AUTOR: Julio Cortázar
ANO DE PUBLICAÇÃO: 1959
ANO DA EDIÇÃO: 2010
EDITORA: Civilização Brasileira
PÁGINAS: 192
Voltamos aqui para falar do mestre argentino no que ele sabia fazer de melhor: contos surreais. E Armas traz para nós apenas cinco contos (eu diria 4 contos e uma novela na verdade), mas com um tamanho bem considerável para ocupar as quase 200 páginas do livro. Vamos falar conto por conto porque né, são poucos então dá de boa.
O primeiro conto, “Cartas de Mamãe”, narra a história de um casal em Paris (aliás, todos os contos se passam lá) que trocam cartas com a mãe do marido eventualmente, e, numa das últimas cartas, a velha começa a falar do irmão desse cara como se ele estivesse vivo, e o cara tem medo de mostrar essa carta para a mulher porque ela teve um caso com o dito cujo. Um conto bem divertido, sobre tramóias familiares e com o pé no fantástico/surreal, que algumas pessoas dizem fazer com que o final fique aberto, mas que eu vejo de um jeito diferente, talvez por já estar programado para acreditar no fantástico sempre.

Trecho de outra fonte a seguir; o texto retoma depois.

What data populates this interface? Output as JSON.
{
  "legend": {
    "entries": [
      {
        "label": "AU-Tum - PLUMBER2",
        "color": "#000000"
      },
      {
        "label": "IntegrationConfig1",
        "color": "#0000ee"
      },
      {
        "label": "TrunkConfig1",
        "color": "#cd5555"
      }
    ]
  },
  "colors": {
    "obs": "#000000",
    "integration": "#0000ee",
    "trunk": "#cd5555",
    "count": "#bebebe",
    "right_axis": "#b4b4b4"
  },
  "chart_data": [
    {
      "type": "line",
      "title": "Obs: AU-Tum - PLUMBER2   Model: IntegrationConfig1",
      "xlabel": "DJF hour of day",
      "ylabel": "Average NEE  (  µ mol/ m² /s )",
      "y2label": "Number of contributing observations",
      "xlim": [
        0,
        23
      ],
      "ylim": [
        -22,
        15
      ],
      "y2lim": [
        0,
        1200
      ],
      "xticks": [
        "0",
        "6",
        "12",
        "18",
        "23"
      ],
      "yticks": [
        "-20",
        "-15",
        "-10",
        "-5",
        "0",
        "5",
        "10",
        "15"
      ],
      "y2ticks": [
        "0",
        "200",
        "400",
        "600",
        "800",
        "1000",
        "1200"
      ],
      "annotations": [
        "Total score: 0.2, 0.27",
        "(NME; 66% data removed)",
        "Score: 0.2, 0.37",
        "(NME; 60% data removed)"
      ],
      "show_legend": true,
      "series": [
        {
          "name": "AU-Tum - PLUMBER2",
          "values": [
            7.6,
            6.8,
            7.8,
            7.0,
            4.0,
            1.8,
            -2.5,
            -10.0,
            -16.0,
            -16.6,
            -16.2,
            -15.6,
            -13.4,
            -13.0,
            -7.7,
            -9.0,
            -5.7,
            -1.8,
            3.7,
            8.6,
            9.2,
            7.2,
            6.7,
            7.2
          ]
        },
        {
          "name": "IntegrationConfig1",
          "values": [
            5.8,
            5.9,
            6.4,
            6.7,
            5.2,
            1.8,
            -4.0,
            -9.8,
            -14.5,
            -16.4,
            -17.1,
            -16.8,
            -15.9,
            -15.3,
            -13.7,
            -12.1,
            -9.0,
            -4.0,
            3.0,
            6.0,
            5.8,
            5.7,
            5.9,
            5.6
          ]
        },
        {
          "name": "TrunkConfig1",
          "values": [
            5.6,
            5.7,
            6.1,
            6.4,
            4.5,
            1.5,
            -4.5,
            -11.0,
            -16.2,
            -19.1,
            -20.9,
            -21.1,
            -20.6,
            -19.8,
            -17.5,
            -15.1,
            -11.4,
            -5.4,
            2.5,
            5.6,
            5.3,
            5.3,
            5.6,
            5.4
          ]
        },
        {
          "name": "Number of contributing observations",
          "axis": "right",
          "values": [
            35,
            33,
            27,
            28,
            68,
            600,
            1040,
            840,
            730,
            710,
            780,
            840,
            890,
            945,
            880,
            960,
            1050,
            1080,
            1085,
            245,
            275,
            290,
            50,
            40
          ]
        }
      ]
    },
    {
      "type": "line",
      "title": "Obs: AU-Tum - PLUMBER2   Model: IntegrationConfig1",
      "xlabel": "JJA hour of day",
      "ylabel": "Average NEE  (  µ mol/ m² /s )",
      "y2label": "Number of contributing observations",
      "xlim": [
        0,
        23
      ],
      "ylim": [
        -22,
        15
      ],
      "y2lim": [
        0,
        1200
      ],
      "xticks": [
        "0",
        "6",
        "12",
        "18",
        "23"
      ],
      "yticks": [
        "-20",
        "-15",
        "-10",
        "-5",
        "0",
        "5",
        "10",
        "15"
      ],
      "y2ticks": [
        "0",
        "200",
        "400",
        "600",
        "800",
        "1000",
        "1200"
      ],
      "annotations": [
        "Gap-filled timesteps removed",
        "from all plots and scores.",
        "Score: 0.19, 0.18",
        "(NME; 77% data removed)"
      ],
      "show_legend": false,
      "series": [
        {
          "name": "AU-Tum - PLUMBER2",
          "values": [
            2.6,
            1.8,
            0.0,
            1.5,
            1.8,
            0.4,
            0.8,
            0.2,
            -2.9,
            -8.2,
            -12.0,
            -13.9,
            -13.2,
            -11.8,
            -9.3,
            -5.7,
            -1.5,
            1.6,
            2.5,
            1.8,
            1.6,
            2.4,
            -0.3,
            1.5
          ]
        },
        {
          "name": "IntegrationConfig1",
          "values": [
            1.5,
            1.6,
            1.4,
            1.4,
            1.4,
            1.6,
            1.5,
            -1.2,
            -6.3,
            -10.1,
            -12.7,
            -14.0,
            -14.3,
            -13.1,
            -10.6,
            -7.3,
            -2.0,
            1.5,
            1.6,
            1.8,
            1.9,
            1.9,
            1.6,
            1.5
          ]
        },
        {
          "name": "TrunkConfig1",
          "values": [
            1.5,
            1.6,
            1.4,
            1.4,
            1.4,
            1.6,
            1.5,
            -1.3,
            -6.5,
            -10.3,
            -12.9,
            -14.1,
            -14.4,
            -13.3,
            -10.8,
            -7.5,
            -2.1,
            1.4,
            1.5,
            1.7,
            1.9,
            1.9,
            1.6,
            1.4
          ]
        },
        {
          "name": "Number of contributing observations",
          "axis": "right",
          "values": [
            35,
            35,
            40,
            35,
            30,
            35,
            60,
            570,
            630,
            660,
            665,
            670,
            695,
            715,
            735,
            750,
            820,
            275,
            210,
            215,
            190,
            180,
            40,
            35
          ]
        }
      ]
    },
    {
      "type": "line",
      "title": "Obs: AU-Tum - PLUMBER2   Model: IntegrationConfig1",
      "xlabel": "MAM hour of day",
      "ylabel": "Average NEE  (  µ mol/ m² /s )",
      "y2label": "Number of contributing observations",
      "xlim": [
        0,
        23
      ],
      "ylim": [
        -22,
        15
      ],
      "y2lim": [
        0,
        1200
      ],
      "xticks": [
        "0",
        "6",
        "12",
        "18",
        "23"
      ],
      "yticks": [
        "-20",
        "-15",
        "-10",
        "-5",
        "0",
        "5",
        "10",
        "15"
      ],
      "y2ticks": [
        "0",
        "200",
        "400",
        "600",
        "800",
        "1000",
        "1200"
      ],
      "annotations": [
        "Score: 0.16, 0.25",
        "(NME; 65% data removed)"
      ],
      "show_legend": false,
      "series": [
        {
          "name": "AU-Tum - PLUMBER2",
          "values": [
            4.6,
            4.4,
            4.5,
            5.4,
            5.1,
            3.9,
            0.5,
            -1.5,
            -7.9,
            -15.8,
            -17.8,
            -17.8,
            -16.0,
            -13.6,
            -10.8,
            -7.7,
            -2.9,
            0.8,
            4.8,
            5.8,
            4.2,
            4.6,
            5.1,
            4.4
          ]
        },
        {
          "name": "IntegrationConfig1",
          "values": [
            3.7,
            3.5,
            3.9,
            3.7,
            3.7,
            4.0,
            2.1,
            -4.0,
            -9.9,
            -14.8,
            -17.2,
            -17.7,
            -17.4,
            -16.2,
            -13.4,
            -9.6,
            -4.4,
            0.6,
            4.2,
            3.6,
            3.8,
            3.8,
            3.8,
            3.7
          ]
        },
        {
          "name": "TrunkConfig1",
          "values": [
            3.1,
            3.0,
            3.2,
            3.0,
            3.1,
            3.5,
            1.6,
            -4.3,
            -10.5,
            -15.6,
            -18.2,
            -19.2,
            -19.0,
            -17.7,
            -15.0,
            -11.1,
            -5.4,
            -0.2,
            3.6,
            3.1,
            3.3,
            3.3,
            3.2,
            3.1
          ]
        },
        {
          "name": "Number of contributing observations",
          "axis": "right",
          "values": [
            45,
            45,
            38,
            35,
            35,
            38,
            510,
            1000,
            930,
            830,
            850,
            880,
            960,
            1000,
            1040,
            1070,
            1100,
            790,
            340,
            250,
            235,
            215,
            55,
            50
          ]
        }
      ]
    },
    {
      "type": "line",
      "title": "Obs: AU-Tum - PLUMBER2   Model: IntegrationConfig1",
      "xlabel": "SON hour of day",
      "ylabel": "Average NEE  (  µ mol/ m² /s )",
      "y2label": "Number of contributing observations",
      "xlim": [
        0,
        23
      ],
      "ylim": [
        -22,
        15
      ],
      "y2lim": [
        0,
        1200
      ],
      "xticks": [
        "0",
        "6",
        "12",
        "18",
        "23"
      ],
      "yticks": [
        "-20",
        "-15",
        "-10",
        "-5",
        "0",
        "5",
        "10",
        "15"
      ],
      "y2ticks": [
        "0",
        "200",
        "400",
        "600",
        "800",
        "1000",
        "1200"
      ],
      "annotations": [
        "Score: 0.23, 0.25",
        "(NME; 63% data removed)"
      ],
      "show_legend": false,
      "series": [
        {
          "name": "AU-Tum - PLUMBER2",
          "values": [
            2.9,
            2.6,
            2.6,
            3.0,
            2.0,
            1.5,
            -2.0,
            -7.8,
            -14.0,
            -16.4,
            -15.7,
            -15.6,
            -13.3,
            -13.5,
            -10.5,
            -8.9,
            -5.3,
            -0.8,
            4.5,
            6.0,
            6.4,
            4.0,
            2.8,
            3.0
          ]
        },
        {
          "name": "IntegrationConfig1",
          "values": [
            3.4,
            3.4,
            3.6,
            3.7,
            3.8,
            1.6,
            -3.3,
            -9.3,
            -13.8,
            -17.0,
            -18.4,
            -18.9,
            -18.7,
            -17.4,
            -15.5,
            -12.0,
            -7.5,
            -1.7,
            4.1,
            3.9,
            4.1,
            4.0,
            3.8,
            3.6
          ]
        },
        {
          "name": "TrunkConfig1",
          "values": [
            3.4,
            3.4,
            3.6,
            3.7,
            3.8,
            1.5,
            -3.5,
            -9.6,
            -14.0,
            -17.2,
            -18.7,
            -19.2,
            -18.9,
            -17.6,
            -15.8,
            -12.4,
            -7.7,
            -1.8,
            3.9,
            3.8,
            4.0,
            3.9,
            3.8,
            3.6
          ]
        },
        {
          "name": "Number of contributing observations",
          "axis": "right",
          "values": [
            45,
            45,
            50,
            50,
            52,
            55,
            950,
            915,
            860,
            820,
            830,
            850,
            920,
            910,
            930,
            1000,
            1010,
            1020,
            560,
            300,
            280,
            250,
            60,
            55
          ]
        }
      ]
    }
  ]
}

“Os Bons Serviços” já é um conto mais interessante, trata-se de uma empregada doméstica que faz qualquer bico que aparece, e depois de uma noite cuidando de cachorros de gente rica é chamada pelo mesmo casal para um serviço peculiar e bizarro. O melhor dessa história é evocar a aura do realismo francês do sec. XIX, mostrando a bizarrice que é a alta sociedade francesa, e até onde eles vão para conseguir suas excentricidades e manter as boas aparências, aproveitando-se de gente mais necessitada e inocente se preciso.
“Babas do Diabo” mantém essa escalada de qualidade do livro, tratando-se de um fotógrafo que no meio de um estranho ato em público de uma mulher mais velha e um rapaz, tira uma foto dos dois, tomando a atenção deles e dando a oportunidade do garoto escapar. Depois o fotógrafo resolve imprimir a foto e a coloca em sua parede, então começa a ver coisas que não havia visto antes e passa a imaginar o que viria depois daquela cena. O conto já começa de um jeito especial por conta da experimentação de Cortázar com a linguagem, tentando imaginar formas de narrar o acontecido da melhor forma possível, constantemente trocando o tempo verbal e a visão do narrador de primeira para terceira pessoa, e evocando imagens esquisitas no meio do mesmo. Fora ser o conto mais fantástico do livro.
Porém ainda faltava aquele gostinho especial, aquele que separa as obras-primas dos bons livros, e aí vem “O Perseguidor”, não só o melhor conto do livro, como o melhor que eu já li. O perseguidor trata-se basicamente da história de um grande saxofonista de jazz e de um crítico de música admirador do trabalho do cara, que odeia vê-lo jogar o talento e a vida dele fora por causa das drogas. Eu tenho ao mesmo tempo vontade de não falar mais nada e de fazer um post a parte só sobre essa parte. Cortázar mostra a visão limitada e medrosa do crítico (que narra o conto) sobre o mundo comparada com a visão do saxofonista em busca de algo mais real que o que temos agora, porque para ele tudo parece falso demais e sai atrás de algo que dê suporte para essa realidade tão quebrada e distorcida. O crítico o entende, e sabe que o saxofonista pode até ter razão, mas tem medo de embarcar nessa busca pois acha que ficaria louco também, então se limita a tentar entender a arte do saxofonista, este aliás que não liga para o que está fazendo (ligar não é bem a palavra, só não é a prioridade dele) e essa perseguição em fila de realidade>saxofonista>crítico gera essa reflexão sobre objetivos, o que nós entendemos como real e muito jazz. Uma tremenda obra-prima.
Depois do clímax, o que sobra é o conto que dá titulo ao livro. “As Armas Secretas” traz um casal adolescente que está começando um relacionamento, mas problemas do passado ressurgem para assombrá-lo. Mais um conto sobre relacionamento humano, bem na pegada do primeiro, e sinceramente ofuscado pelo anterior, mas que não deixa de ser uma boa história também.
O projeto gráfico da Civilização Brasileira para o Cortázar está ótimo, essa é uma das capas mais lindas da coleção sem sombra de dúvida, porém não combina tanto com as outras, o que no geral não importa porque você só fica vendo a lombada mesmo. “O Perseguidor” também tem uma versão solo lançada pela Cosac, que é capa dura e tem ilustrações do José Muñoz, grande quadrinista argentino, mas, além de obviamente perder em conteúdo, é mais cara (por isso faliu) que o livro da CB. Fica a grande dica desse autor argentino de primeira.